Mais comment cela est-il financièrement réalisable ? Comment le Murhof parvient-il à faire ce que d'autres déclarent impossible, à savoir convertir entièrement une grande cuisine au bio et même à Demeter à l'avenir ? En comparaison avec les cuisines collectives conventionnelles, le Murhof ne travaille pas avec un seul fournisseur, mais s'appuie sur un réseau de fournisseurs qui s'est développé au fil des ans. L'accent est mis sur la transformation de produits régionaux. Ainsi, le cœur de ce réseau est une collaboration active et étroite avec trois agriculteurs Demeter et d'autres entreprises bio de la région. S'y ajoute un boucher régional. Un autre pilier est le fournisseur Biopartner.
Le premier argument des grandes entreprises et des sociétés de restauration pour refuser une reconversion est toujours que les coûts supplémentaires engendrés par l'utilisation d'aliments bio ne sont pas supportables.
Les résidents du foyer participent aux travaux de cuisine
Le Murhof poursuit ici une idée intégrative à plusieurs niveaux : le surcroît de travail occasionné par la préparation des produits frais (éplucher, préparer, nettoyer) est ici partagé par les résidents du foyer. Ils sont impliqués dans le travail de cuisine. Cela correspond à l'approche globale du foyer : le plus possible d'autodétermination et de participation à la vie communautaire. D'autre part, le Murhof travaille avec des collaborateurs soutenus par l'AI - ici aussi, l'approche intégrative est prise en compte. En s'approvisionnant auprès des agriculteurs de la région, les prix sont plus bas, car il n'y a pas d'intermédiaires. Mais les agriculteurs en profitent également : ils ont un acheteur fiable et reçoivent un prix plus élevé que s'ils livraient au commerce. Le chef de cuisine du Murhof doit faire preuve de créativité et de flexibilité. Il est en contact permanent avec les producteurs et établit la planification de la cuisine sur la base de leur offre. C'est un avantage pour les deux parties.

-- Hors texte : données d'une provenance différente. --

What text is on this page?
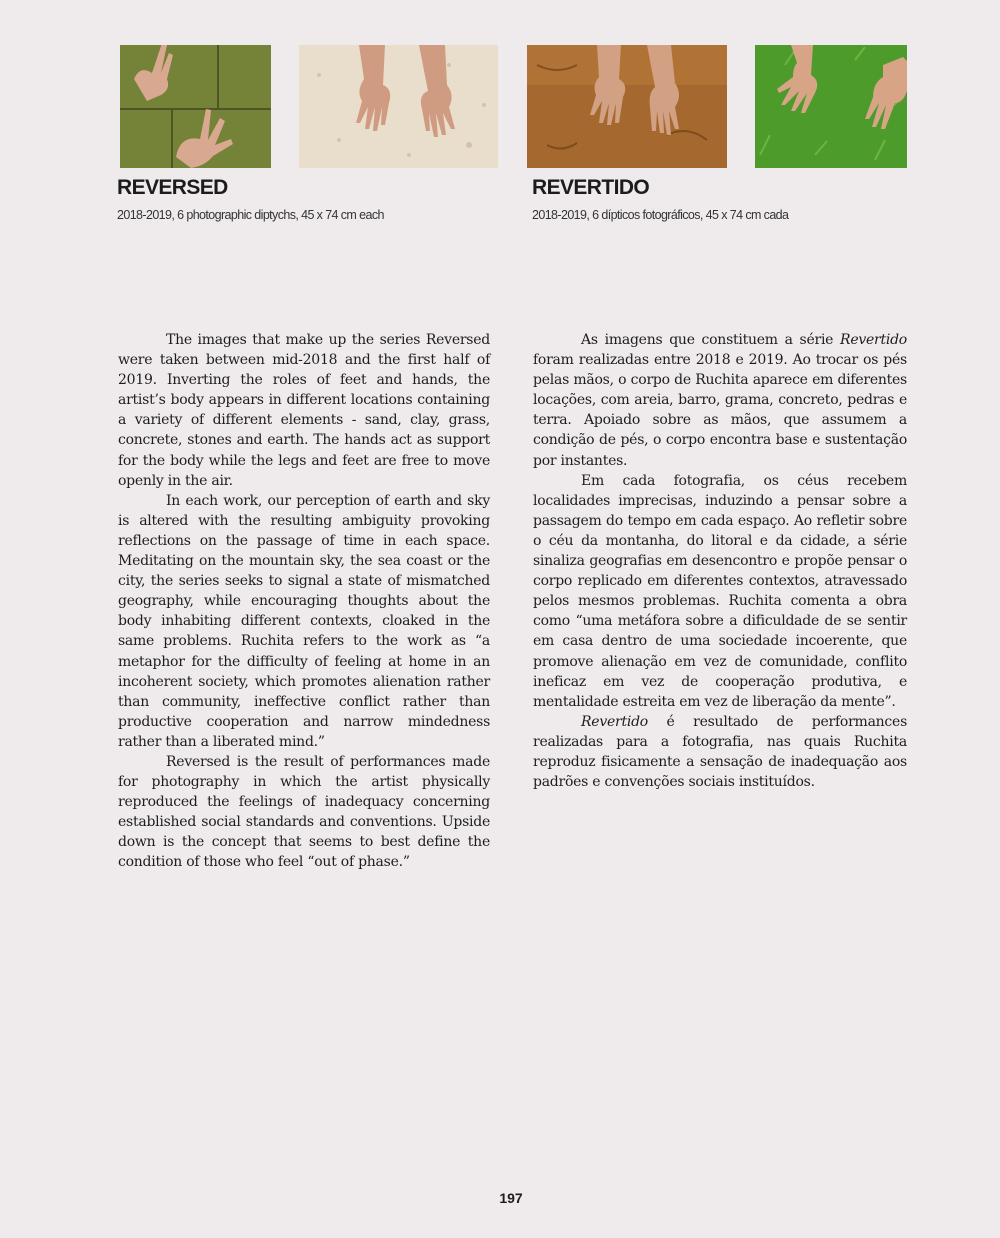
REVERSED

2018-2019, 6 photographic diptychs, 45 x 74 cm each

REVERTIDO

2018-2019, 6 dípticos fotográficos, 45 x 74 cm cada

The images that make up the series Reversed were taken between mid-2018 and the first half of 2019. Inverting the roles of feet and hands, the artist’s body appears in different locations containing a variety of different elements - sand, clay, grass, concrete, stones and earth. The hands act as support for the body while the legs and feet are free to move openly in the air.

In each work, our perception of earth and sky is altered with the resulting ambiguity provoking reflections on the passage of time in each space. Meditating on the mountain sky, the sea coast or the city, the series seeks to signal a state of mismatched geography, while encouraging thoughts about the body inhabiting different contexts, cloaked in the same problems. Ruchita refers to the work as “a metaphor for the difficulty of feeling at home in an incoherent society, which promotes alienation rather than community, ineffective conflict rather than productive cooperation and narrow mindedness rather than a liberated mind.”

Reversed is the result of performances made for photography in which the artist physically reproduced the feelings of inadequacy concerning established social standards and conventions. Upside down is the concept that seems to best define the condition of those who feel “out of phase.”

As imagens que constituem a série Revertido foram realizadas entre 2018 e 2019. Ao trocar os pés pelas mãos, o corpo de Ruchita aparece em diferentes locações, com areia, barro, grama, concreto, pedras e terra. Apoiado sobre as mãos, que assumem a condição de pés, o corpo encontra base e sustentação por instantes.

Em cada fotografia, os céus recebem localidades imprecisas, induzindo a pensar sobre a passagem do tempo em cada espaço. Ao refletir sobre o céu da montanha, do litoral e da cidade, a série sinaliza geografias em desencontro e propõe pensar o corpo replicado em diferentes contextos, atravessado pelos mesmos problemas. Ruchita comenta a obra como “uma metáfora sobre a dificuldade de se sentir em casa dentro de uma sociedade incoerente, que promove alienação em vez de comunidade, conflito ineficaz em vez de cooperação produtiva, e mentalidade estreita em vez de liberação da mente”.

Revertido é resultado de performances realizadas para a fotografia, nas quais Ruchita reproduz fisicamente a sensação de inadequação aos padrões e convenções sociais instituídos.

197
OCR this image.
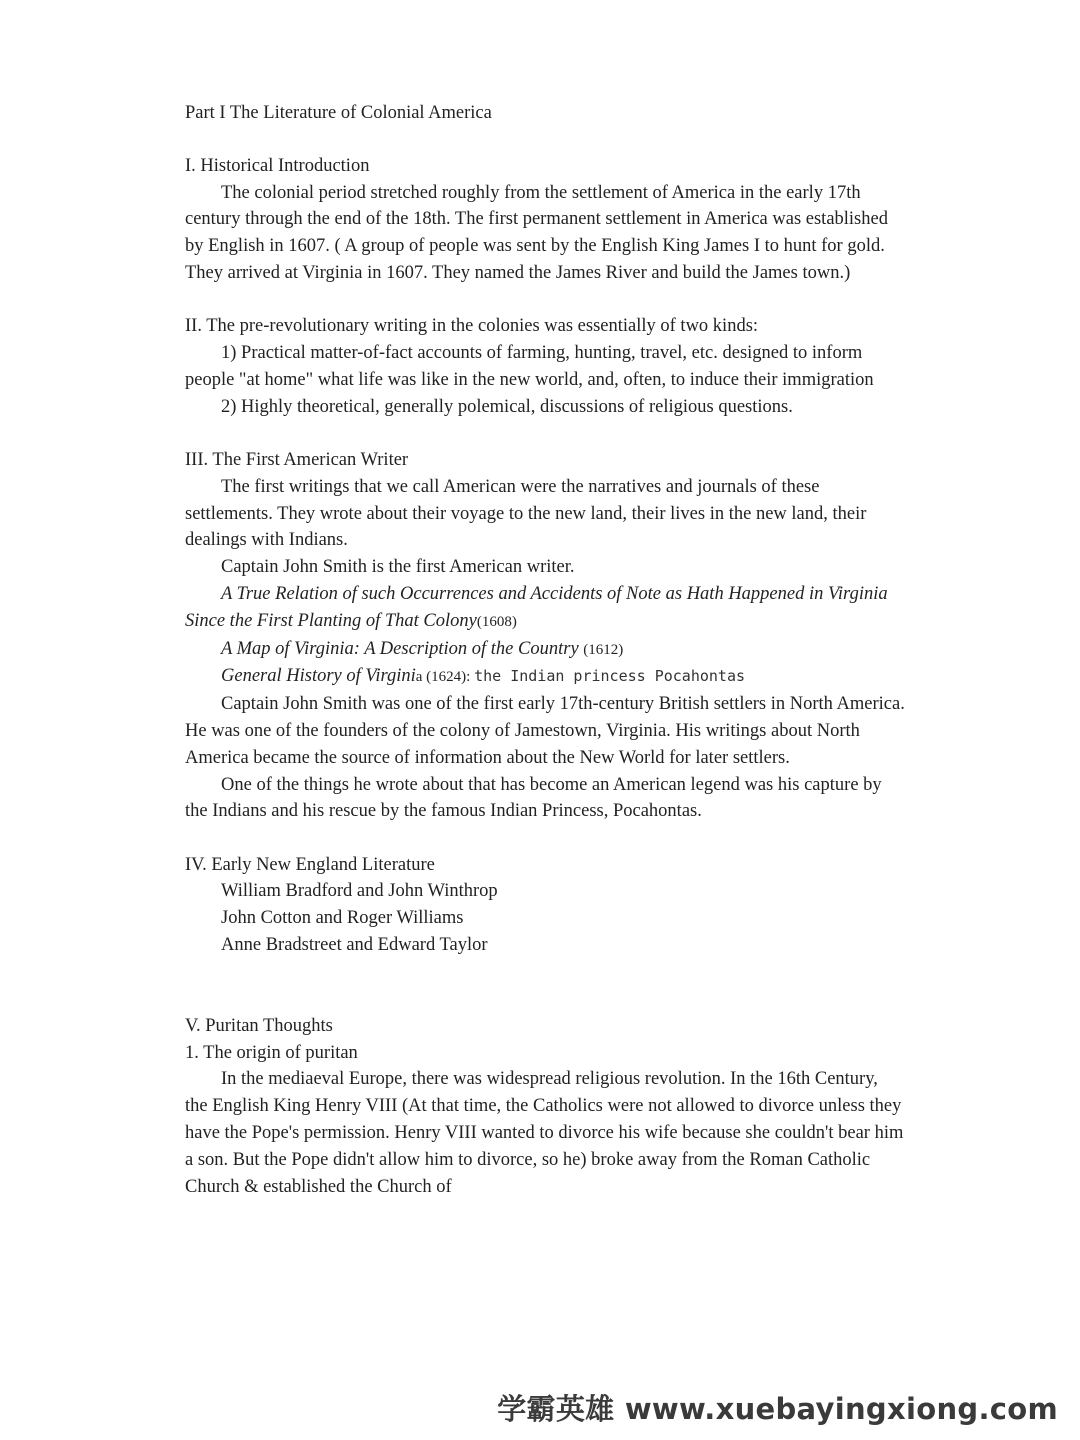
Part I The Literature of Colonial America

I. Historical Introduction

The colonial period stretched roughly from the settlement of America in the early 17th century through the end of the 18th. The first permanent settlement in America was established by English in 1607. ( A group of people was sent by the English King James I to hunt for gold. They arrived at Virginia in 1607. They named the James River and build the James town.)

II. The pre-revolutionary writing in the colonies was essentially of two kinds:

1) Practical matter-of-fact accounts of farming, hunting, travel, etc. designed to inform people "at home" what life was like in the new world, and, often, to induce their immigration

2) Highly theoretical, generally polemical, discussions of religious questions.

III. The First American Writer

The first writings that we call American were the narratives and journals of these settlements. They wrote about their voyage to the new land, their lives in the new land, their dealings with Indians.

Captain John Smith is the first American writer.

A True Relation of such Occurrences and Accidents of Note as Hath Happened in Virginia Since the First Planting of That Colony(1608)

A Map of Virginia: A Description of the Country (1612)

General History of Virginia (1624): the Indian princess Pocahontas

Captain John Smith was one of the first early 17th-century British settlers in North America. He was one of the founders of the colony of Jamestown, Virginia. His writings about North America became the source of information about the New World for later settlers.

One of the things he wrote about that has become an American legend was his capture by the Indians and his rescue by the famous Indian Princess, Pocahontas.

IV. Early New England Literature

William Bradford and John Winthrop

John Cotton and Roger Williams

Anne Bradstreet and Edward Taylor

V. Puritan Thoughts

1. The origin of puritan

In the mediaeval Europe, there was widespread religious revolution. In the 16th Century, the English King Henry VIII (At that time, the Catholics were not allowed to divorce unless they have the Pope's permission. Henry VIII wanted to divorce his wife because she couldn't bear him a son. But the Pope didn't allow him to divorce, so he) broke away from the Roman Catholic Church & established the Church of

学霸英雄 www.xuebayingxiong.com
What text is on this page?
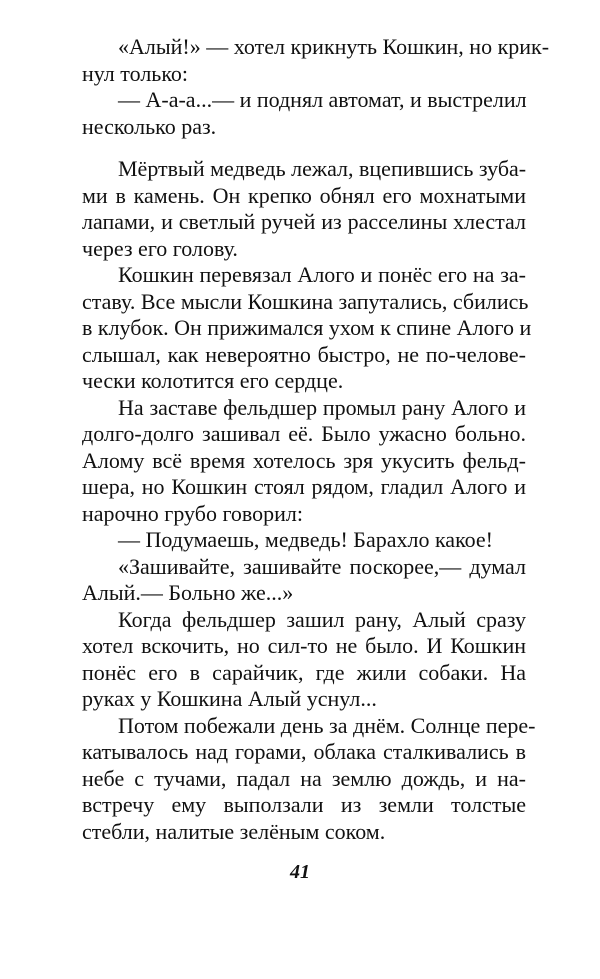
«Алый!» — хотел крикнуть Кошкин, но крик-
нул только:
— А-а-а...— и поднял автомат, и выстрелил
несколько раз.
Мёртвый медведь лежал, вцепившись зуба-
ми в камень. Он крепко обнял его мохнатыми
лапами, и светлый ручей из расселины хлестал
через его голову.
Кошкин перевязал Алого и понёс его на за-
ставу. Все мысли Кошкина запутались, сбились
в клубок. Он прижимался ухом к спине Алого и
слышал, как невероятно быстро, не по-челове-
чески колотится его сердце.
На заставе фельдшер промыл рану Алого и
долго-долго зашивал её. Было ужасно больно.
Алому всё время хотелось зря укусить фельд-
шера, но Кошкин стоял рядом, гладил Алого и
нарочно грубо говорил:
— Подумаешь, медведь! Барахло какое!
«Зашивайте, зашивайте поскорее,— думал
Алый.— Больно же...»
Когда фельдшер зашил рану, Алый сразу
хотел вскочить, но сил-то не было. И Кошкин
понёс его в сарайчик, где жили собаки. На
руках у Кошкина Алый уснул...
Потом побежали день за днём. Солнце пере-
катывалось над горами, облака сталкивались в
небе с тучами, падал на землю дождь, и на-
встречу ему выползали из земли толстые
стебли, налитые зелёным соком.
41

L'économie circulaire en action
C'est ce que confirme l'agriculteur bio Pirmin Bucheli (actuellement en cours de reconversion en exploitation Demeter). Le Murhof est un acheteur de ses produits carnés. Bucheli tient à ce que sa ferme soit exploitée de la manière la plus durable possible et dans l'esprit de l'économie circulaire régionale. Sur les pâturages extensifs et riches en espèces, il élève des bovins. Les poules pondeuses destinées à la production d'œufs disposent d'un parcours adapté à leur espèce et de 50 coqs. Sa vision est de passer à des poules à deux fins et à l'élevage de coqs frères. Dans un premier temps, il a prolongé la durée de vie de ses poules pondeuses hybrides de 6 mois pour la porter à 2 ans. En outre, il fait transformer ses poules pondeuses en précieux produits carnés : il produit du fromage de viande, des saucisses et des poulets à bouillir, au lieu de faire éliminer cette viande savoureuse dans une installation de biogaz.
Par ailleurs, il produit une part considérable de ses besoins en céréales fourragères sur sa propre exploitation. Sa vision est celle d'une agriculture circulaire et d'un développement régional vers un système alimentaire local. En tant qu'agriculteur et conseiller municipal de la commune de Pfaffnau, il sait à quel point une étroite collaboration entre tous les acteurs est importante - car c'est la seule manière de mettre en place une chaîne de création de valeur régionale. Intégré dans un tel réseau, chacun des acteurs concernés - qu'il s'agisse de producteurs ou d'acheteurs - peut faire évoluer pas à pas son exploitation vers une gestion durable.

de g. à d. : Ueli Eggimann (chef de projet), Laura De Sousa (cuisine), Hansueli Eggimann (directeur de l'institution), Pirmin Bucheli (agriculteur, conseiller municipal)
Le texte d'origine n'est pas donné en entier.